Essa foi a frase que me inspirou o artigo de hoje, levando-me a uma reflexão que achei ser prioritário compartilhar neste espaço que me é concedido, mesmo sendo essa a semana de Natal e uma das mais características do ano. Que seja esse texto, então, um presente carinhoso a todos vocês que me acompanham. Saibam que vocês são os meus presentes.

Para os que não estão entendendo, eu tenho o prazer de explicar. Todo artigo escrito por mim é revisado pela minha fiel “escudeira”, a Andrea, ou por algum amigo(a) de muita confiança.
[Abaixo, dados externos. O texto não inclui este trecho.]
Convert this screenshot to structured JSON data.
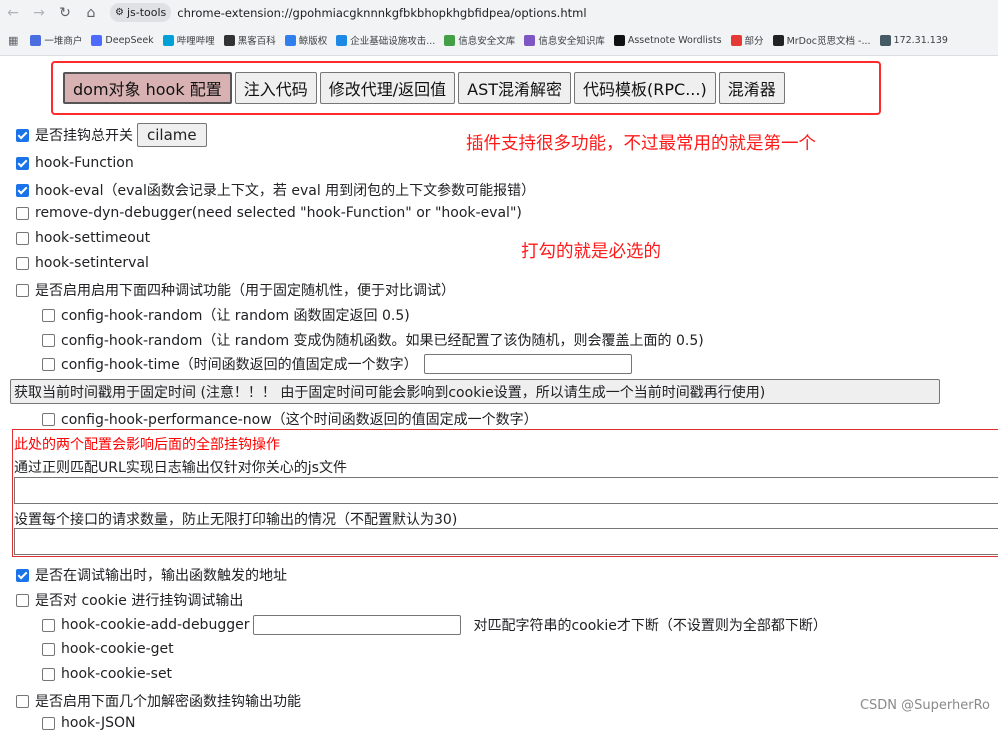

Foi o caso deste, de tema ressonante ao de outras mídias publicadas na semana, em que criei uma anedota: Caso o Papai Noel viesse ao meu consultório, como deveria orientá-lo tendo em vista minha condição de médico contemporâneo, mas também minhas outras formações, como a osteopática?

Comentei que dificilmente proíbo algum paciente de fazer algo, de seguir com algum hábito que tenha. Acredito que o posto a mim confiado por Hipócrates, Galeno e outros colegas que diretamente me ensinaram, presentes no recitar do meu juramento há mais de 20 anos, me qualifiquem a muitas tarefas únicas, mas decidir sobre a vida alheia certamente não é uma delas.

Contudo, como posso manter a boa medicina se não censurar o São Nicolau pela sua obesidade visceral? Ou pelas botas pouco anatômicas que cegam seus pés do solo? Longas horas sentado sem dar-se o descanso de se levantar ou ficar de cócoras?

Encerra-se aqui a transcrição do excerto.